McIntyre has written thousands of articles for 24/7 Wall St. He is an expert on corporate finance, the automotive industry, media companies and international finance. He has edited articles on national demographics, sports, personal income and travel.

His work has been quoted or mentioned in The New York Times, The Wall Street Journal, Los Angeles Times, The Washington Post, NBC News, Time, The New Yorker, HuffPost USA Today, Business Insider, Yahoo, AOL, MarketWatch, The Atlantic, Bloomberg, New York Post, Chicago Tribune, Forbes, The Guardian and many other major publications. McIntyre has been a guest on CNBC, the BBC and television and radio stations across the country.

A magna cum laude graduate of Harvard College, McIntyre also was president of The Harvard Advocate. Founded in 1866, the Advocate is the oldest college publication in the United States.

TheStreet.com, Comps.com and Edgar Online are some of the public companies for which McIntyre served on the board of directors.

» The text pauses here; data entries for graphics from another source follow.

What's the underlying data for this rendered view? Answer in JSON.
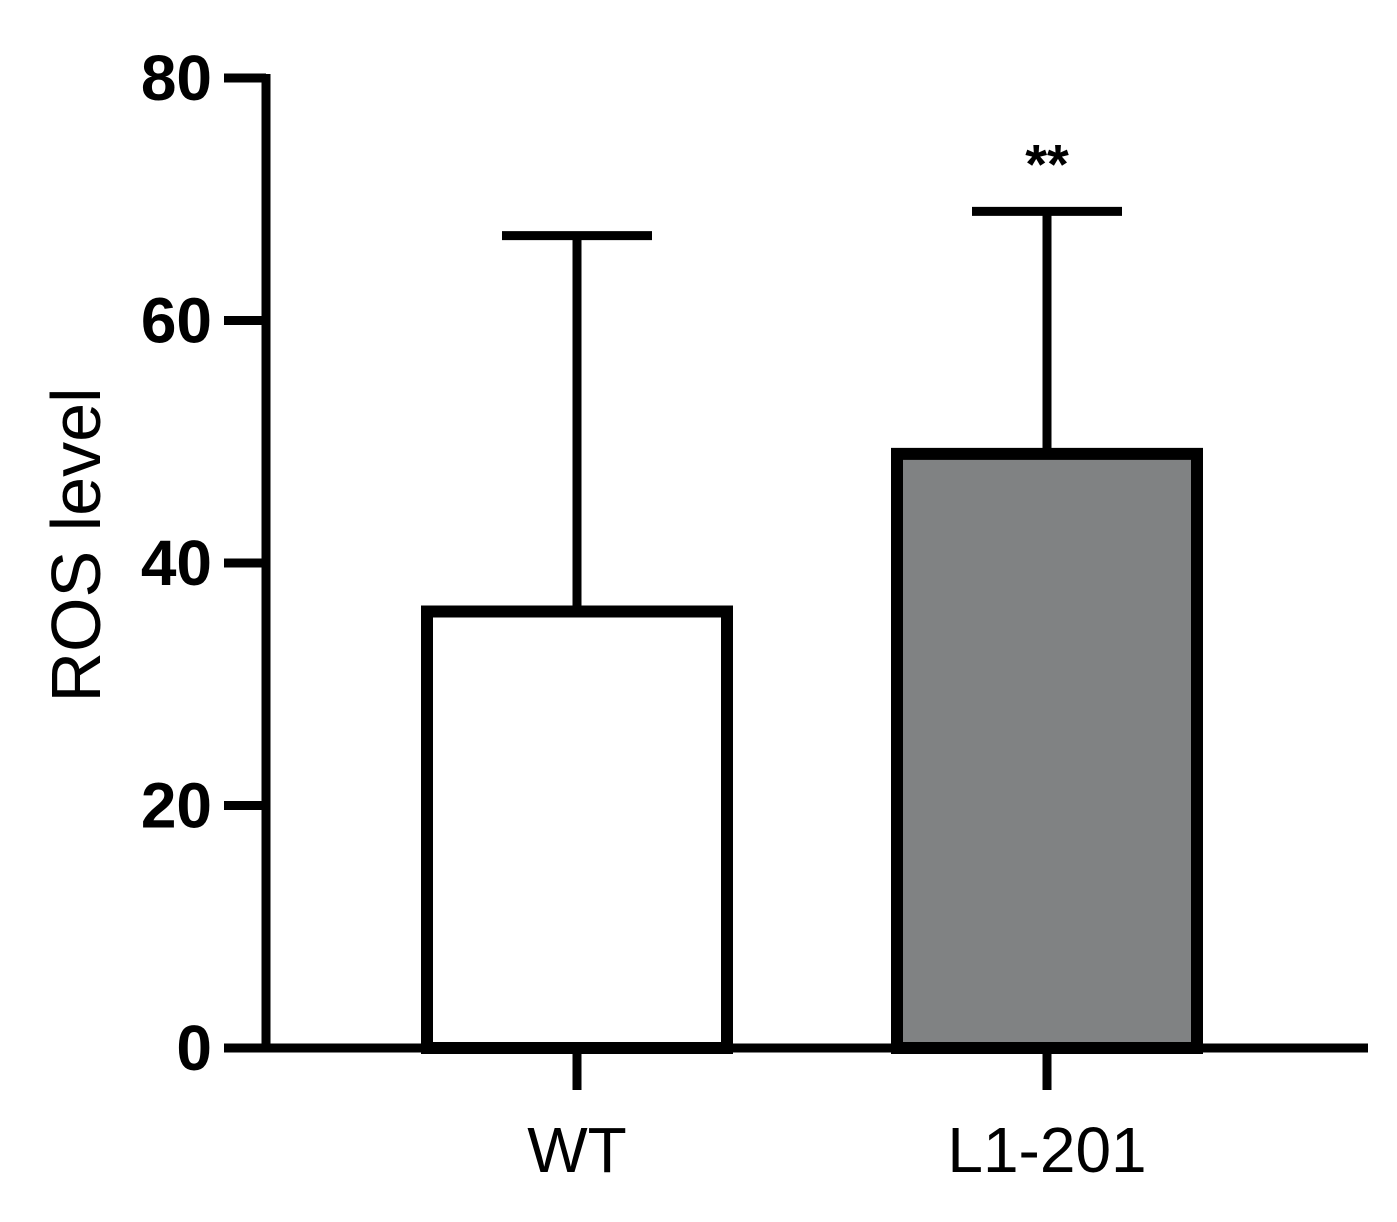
{
  "chart_data": {
    "type": "bar",
    "title": "",
    "xlabel": "",
    "ylabel": "ROS level",
    "ylim": [
      0,
      80
    ],
    "yticks": [
      0,
      20,
      40,
      60,
      80
    ],
    "categories": [
      "WT",
      "L1-201"
    ],
    "values": [
      36,
      49
    ],
    "error_upper": [
      67,
      69
    ],
    "significance": [
      "",
      "**"
    ],
    "bar_colors": [
      "#ffffff",
      "#808283"
    ],
    "edge_color": "#000000",
    "grid": false,
    "legend": "none"
  }
}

He was a Vicinity Corporation board member when the company was sold to Microsoft in 2002. He served on the audit committees of some of these companies.

McIntyre has been the CEO of FutureSource, a provider of trading terminals and news to commodities and futures traders. He was president of Switchboard, the online phone directory company. He served as chairman and CEO of On2 Technologies, the video compression company that provided video compression software for Adobe’s Flash. Google bought On2 in 2009.